Brighton and Hove City Council ("BHCC") had refused to renew Uber's operator's licence on the main ground that Uber permitted drivers using its App to drive in Brighton while being licensed elsewhere. It considered that this eroded local control and so Uber was not fit to hold the licence.
On appeal BHCC additionally stated that it would be content with a condition preventing Uber allowing drivers to come into Brighton from certain other authority areas.
In a lengthy judgment, District Judge Szagun rejected the contention that Uber's conduct was relevant to its fitness and propriety as an operator. She said:
"The case law on the question of fit and properness is unequivocal. The test relates to the personal characteristics and qualifications reasonably required of a person doing whatever it is that the applicant seeks permission to do. The recent decision in Delta Merseyside Ltd and UBL v Knowsley Metropolitan Borough Council 2018 is on a very similar point and clearly rejects the argument that previous authorities justify a proposition that a policy restricting statutory rights is lawful. It follows that a refusal on the basis of the argument put forward by BHCC that UBL are fit and proper as long as they agree to a condition restricting their right to roam but otherwise are not is, therefore, clearly not lawful."

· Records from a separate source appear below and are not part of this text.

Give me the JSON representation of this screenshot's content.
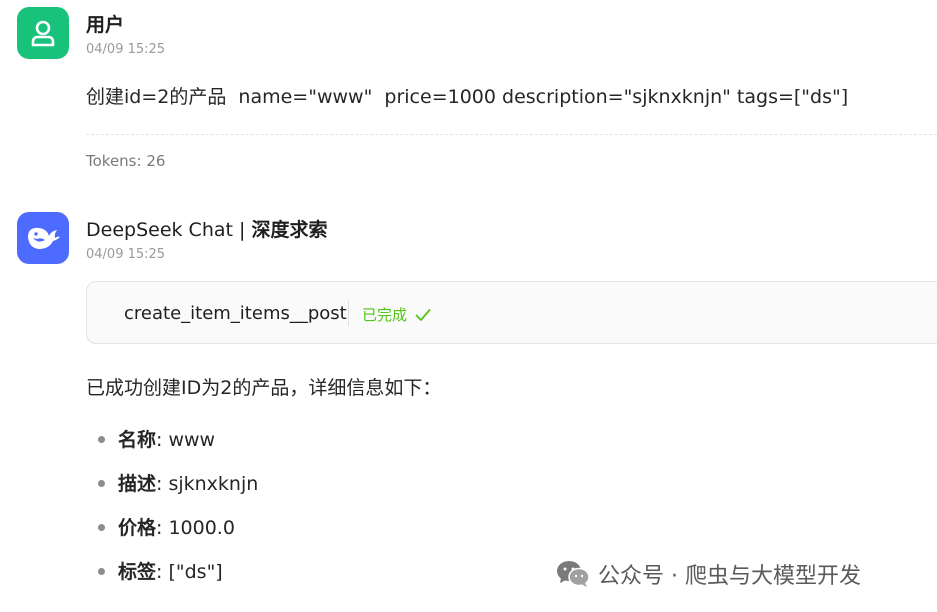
{
  "user_message": {
    "sender": "用户",
    "timestamp": "04/09 15:25",
    "text": "创建id=2的产品  name=\"www\"  price=1000 description=\"sjknxknjn\" tags=[\"ds\"]",
    "tokens": "Tokens: 26"
  },
  "bot_message": {
    "sender_name": "DeepSeek Chat | ",
    "sender_suffix": "深度求索",
    "timestamp": "04/09 15:25",
    "tool_call": {
      "name": "create_item_items__post",
      "status": "已完成",
      "status_color": "#52c41a"
    },
    "intro": "已成功创建ID为2的产品，详细信息如下：",
    "details": [
      {
        "key": "名称",
        "value": ": www"
      },
      {
        "key": "描述",
        "value": ": sjknxknjn"
      },
      {
        "key": "价格",
        "value": ": 1000.0"
      },
      {
        "key": "标签",
        "value": ": [\"ds\"]"
      }
    ]
  },
  "watermark": {
    "text": "公众号 · 爬虫与大模型开发",
    "icon": "wechat-icon"
  },
  "colors": {
    "user_avatar": "#19c27a",
    "bot_avatar": "#4d6bfe"
  }
}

Having heard extended argument on the use of conditions in licensing cases, the District Judge also rejected the contention that she should impose a condition restricting cross-bordering. She said:
"The law is equally clear in respect of the exercise of discretion in attaching conditions to licences. Stewart v Perth and Kinross DC 2004 in which it was held to be unlawful to impose conditions on a car dealer to regulate the terms of their trade: [...] discretion is not unlimited. The authority is not at liberty to use it for an ulterior object, however desirable that object may seem to be in the public interest".
The District Judge also considered the wider question of Uber's fitness and propriety on the facts. She stated:
"For the avoidance of any doubt, on the facts and evidence in this case, I am satisfied that UBL have taken a responsible and collaborative approach in meeting the concerns around localism and difficulties presented by the nature and size of their operation.
"I found Mr Jones' evidence to be measured and reflective. The information provided demonstrated a responsible attitude towards the safety of all users of the service as well as an attitude of proactive and positive engagement and responsiveness to real concerns posed by BHCC."
As a result, District Judge Szagun granted the licence for the full five-year term. There were agreed conditions to resolve another issue, regarding a data breach in 2016.
BHCC and Uber agreed on a partial contribution to Uber's costs.